Seaweed1 Seaweed is apparently excellent fertilizer for the garden.  I've heard this before, but couldn't get past how to remove all of the salt from the seaweed without standing over the mess for an hour with the hose running or the sprinkler on, wasting all that water.  Or how much to harvest, or where, but honestly we live right on the coast so this was a poor excuse.  Some of us are just slow as, in Maine, it turns out that it rains frequently in the spring.  I'm told that just spreading the seaweed on the lawn and letting two or three rains take care of rinsing the salt away is enough.  Does it smell?  I don't know, I'll let you know, but it can't smell any worse that the occasional ripe whiff of untended chicken coop or ill-conceived compost pile.  It's rumored to be one of the best natural sources of nitrogen and potassium around. 

In any case, it was fun to play rock tag at the beach, hear the shallow surf lapping at the sand and notice the amazing array of color that can live in granite, beach glass and sea shells. 

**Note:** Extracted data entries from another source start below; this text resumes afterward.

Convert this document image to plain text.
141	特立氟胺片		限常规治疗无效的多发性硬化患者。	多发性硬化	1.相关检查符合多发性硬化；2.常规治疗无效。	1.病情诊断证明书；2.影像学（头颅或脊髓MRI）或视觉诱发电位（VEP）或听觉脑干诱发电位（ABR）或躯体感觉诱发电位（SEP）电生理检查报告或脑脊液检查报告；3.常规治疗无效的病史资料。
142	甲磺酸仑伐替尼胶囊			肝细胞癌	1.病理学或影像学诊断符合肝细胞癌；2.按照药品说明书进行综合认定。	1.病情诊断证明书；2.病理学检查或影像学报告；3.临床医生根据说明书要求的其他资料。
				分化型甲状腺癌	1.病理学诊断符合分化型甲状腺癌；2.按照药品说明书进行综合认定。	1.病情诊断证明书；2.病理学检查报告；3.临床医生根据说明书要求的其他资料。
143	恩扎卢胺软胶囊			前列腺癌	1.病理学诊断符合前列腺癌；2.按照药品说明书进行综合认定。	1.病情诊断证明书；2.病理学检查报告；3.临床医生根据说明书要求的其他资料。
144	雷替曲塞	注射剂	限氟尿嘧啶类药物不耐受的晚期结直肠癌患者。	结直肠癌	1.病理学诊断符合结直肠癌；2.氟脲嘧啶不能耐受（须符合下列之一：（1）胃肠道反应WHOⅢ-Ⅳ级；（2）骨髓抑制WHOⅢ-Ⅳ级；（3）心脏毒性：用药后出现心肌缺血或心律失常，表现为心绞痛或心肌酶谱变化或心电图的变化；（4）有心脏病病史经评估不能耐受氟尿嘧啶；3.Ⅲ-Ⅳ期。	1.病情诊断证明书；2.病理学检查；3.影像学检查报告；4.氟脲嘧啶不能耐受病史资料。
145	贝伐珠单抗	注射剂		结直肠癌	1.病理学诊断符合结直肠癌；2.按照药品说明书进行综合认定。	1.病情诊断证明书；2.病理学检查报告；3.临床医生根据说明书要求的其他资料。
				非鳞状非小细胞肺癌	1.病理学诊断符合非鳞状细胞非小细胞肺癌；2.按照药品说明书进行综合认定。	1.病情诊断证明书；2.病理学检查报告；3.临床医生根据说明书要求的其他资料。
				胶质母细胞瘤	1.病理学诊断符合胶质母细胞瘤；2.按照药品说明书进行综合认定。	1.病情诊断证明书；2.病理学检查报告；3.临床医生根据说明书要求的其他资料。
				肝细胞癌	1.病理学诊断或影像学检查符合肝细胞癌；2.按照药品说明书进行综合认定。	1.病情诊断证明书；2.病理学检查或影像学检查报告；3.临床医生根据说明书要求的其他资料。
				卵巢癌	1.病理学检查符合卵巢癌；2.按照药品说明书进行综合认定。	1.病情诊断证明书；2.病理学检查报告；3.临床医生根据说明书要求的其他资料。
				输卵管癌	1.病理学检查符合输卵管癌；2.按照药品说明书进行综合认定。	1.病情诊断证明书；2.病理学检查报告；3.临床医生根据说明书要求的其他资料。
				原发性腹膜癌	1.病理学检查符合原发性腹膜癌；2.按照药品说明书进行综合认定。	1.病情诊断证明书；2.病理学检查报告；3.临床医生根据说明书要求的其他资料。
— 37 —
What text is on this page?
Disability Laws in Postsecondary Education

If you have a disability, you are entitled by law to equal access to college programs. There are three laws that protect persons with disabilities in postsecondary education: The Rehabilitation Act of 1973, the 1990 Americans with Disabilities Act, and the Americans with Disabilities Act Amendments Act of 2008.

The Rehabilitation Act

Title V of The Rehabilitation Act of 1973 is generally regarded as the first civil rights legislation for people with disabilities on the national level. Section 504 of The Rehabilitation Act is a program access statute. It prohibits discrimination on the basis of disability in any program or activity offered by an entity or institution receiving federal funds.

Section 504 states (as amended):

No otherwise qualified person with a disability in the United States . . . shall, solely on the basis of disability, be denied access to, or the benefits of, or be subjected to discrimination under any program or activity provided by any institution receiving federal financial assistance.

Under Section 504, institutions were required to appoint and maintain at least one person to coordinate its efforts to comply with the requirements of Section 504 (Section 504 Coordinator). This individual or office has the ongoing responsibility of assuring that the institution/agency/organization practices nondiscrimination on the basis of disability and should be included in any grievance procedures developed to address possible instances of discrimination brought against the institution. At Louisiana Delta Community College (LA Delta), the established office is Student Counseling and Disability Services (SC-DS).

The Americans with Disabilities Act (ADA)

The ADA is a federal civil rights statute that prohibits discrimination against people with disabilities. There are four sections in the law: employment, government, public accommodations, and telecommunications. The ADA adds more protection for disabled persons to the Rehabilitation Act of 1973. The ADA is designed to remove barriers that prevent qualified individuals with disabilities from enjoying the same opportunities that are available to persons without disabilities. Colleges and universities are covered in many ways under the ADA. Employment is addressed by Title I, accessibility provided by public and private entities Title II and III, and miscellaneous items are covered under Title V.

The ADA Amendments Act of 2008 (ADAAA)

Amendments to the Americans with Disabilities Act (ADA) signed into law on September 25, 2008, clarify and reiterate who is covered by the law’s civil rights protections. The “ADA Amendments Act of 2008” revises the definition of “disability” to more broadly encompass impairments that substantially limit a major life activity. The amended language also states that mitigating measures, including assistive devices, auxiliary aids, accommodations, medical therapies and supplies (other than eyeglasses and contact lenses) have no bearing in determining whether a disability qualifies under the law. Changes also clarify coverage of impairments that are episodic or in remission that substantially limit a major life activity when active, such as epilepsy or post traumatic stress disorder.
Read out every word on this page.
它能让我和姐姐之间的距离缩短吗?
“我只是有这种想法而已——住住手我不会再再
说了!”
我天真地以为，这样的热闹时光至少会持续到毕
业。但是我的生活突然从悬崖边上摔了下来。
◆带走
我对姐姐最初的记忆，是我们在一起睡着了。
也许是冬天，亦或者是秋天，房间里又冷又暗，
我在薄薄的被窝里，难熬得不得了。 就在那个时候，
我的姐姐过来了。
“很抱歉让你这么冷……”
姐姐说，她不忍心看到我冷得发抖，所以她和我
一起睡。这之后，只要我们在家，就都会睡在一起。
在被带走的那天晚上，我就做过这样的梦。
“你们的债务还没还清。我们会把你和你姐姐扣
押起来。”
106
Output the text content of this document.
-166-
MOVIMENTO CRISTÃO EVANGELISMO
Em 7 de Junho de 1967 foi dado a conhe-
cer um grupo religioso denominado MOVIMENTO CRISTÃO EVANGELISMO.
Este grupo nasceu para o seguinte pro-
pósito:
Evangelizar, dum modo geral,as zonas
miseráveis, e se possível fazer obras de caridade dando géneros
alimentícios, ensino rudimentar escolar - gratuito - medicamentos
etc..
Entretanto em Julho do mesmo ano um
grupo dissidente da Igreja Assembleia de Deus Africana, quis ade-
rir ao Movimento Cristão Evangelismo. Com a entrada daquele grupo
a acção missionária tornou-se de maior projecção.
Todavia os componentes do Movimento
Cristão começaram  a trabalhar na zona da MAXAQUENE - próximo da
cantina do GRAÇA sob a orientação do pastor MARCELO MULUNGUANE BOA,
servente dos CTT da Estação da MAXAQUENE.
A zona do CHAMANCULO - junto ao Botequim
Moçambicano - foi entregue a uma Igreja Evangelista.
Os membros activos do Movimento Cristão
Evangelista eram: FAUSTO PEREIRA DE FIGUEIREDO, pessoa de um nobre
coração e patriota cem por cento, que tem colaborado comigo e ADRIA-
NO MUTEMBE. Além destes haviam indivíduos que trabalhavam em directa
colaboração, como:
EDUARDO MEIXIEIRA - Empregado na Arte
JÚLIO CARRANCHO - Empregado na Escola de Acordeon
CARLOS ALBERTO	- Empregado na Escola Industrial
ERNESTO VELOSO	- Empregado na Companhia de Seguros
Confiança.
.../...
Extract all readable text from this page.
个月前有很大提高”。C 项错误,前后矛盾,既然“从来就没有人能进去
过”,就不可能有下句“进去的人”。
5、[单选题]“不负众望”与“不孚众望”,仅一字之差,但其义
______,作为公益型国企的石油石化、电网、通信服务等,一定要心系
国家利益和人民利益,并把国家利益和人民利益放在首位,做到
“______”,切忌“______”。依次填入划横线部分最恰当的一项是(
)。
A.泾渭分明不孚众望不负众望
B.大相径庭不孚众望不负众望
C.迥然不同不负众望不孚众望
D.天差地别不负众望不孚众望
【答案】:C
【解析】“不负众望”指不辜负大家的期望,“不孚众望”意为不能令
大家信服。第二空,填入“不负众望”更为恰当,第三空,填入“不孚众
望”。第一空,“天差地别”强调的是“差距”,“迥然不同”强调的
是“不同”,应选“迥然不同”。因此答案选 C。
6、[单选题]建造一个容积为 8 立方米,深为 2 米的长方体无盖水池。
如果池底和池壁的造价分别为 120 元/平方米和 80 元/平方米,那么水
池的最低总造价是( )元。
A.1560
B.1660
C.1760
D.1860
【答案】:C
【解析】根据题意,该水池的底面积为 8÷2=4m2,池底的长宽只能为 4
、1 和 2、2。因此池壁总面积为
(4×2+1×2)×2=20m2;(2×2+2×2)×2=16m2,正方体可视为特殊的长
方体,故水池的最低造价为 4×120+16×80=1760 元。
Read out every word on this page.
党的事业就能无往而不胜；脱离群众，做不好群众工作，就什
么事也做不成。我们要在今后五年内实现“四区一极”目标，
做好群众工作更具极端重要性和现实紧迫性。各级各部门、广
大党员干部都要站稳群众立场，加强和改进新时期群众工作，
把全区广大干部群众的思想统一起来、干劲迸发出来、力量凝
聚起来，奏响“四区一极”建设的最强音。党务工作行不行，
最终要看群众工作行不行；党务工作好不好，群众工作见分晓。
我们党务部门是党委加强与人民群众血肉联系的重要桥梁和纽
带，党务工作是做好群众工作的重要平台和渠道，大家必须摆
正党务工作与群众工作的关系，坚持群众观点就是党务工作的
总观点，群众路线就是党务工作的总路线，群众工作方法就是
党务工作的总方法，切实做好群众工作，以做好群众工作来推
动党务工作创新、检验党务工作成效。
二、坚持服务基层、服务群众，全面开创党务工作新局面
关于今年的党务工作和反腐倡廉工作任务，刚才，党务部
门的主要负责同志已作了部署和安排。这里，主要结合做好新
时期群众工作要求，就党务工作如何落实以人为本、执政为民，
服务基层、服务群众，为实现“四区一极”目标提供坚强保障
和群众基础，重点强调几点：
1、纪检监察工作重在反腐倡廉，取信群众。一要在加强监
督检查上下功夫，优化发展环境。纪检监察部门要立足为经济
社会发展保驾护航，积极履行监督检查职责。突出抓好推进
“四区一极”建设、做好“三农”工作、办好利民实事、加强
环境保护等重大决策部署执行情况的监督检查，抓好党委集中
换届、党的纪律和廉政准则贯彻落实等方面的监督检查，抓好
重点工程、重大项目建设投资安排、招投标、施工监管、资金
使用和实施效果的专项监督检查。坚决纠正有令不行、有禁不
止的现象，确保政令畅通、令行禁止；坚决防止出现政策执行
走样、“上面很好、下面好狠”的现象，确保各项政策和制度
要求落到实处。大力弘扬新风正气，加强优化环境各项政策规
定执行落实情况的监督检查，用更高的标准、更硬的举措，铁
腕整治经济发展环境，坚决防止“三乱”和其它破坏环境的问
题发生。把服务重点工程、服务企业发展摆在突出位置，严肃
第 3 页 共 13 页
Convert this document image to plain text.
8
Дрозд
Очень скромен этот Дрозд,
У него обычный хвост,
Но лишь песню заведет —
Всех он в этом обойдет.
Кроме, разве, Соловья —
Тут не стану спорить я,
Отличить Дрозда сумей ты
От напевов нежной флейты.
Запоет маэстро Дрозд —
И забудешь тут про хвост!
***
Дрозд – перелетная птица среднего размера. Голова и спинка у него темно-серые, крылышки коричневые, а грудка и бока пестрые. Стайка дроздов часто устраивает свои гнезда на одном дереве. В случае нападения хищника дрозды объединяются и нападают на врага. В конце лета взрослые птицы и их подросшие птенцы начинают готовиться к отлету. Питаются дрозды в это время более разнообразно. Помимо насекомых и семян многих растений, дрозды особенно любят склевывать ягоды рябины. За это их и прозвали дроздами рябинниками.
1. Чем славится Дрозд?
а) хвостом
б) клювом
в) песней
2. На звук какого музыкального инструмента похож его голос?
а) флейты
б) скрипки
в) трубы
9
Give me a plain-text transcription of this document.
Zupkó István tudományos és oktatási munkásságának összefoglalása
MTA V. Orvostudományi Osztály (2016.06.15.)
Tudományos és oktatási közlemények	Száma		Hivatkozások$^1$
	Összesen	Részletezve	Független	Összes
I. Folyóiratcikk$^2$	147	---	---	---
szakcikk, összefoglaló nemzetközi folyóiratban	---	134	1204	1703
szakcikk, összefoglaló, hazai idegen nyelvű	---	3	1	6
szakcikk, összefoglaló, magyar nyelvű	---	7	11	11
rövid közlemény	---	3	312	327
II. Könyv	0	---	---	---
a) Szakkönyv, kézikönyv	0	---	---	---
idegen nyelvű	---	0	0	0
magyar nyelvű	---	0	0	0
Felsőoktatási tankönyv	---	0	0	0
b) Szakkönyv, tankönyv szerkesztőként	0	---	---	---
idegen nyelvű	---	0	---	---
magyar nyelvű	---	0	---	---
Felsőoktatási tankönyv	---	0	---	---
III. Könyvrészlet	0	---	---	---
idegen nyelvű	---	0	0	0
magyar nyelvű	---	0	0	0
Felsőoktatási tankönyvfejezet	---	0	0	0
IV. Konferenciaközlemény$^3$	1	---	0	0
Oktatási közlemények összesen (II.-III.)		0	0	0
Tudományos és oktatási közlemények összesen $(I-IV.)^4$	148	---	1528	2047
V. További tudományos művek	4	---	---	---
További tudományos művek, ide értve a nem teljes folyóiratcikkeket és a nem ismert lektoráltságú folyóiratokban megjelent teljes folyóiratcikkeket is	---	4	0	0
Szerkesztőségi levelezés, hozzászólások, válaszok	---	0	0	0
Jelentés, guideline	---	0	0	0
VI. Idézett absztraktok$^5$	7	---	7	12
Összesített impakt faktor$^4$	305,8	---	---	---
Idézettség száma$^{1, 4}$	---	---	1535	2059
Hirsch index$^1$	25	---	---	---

I'm also interested to see what the seaweed does for the garden.  The benefits for me are already clear.  No wheelbarrowing 4 yards of compost to all corners of the garden, less expensive, it's a renewable resource and harvesting includes a visit or two to the beach.  I let you know in the fall how it works.

Annie
Spreading seaweed in the lawn to catch the rain – good thing we don't live in the suburbs!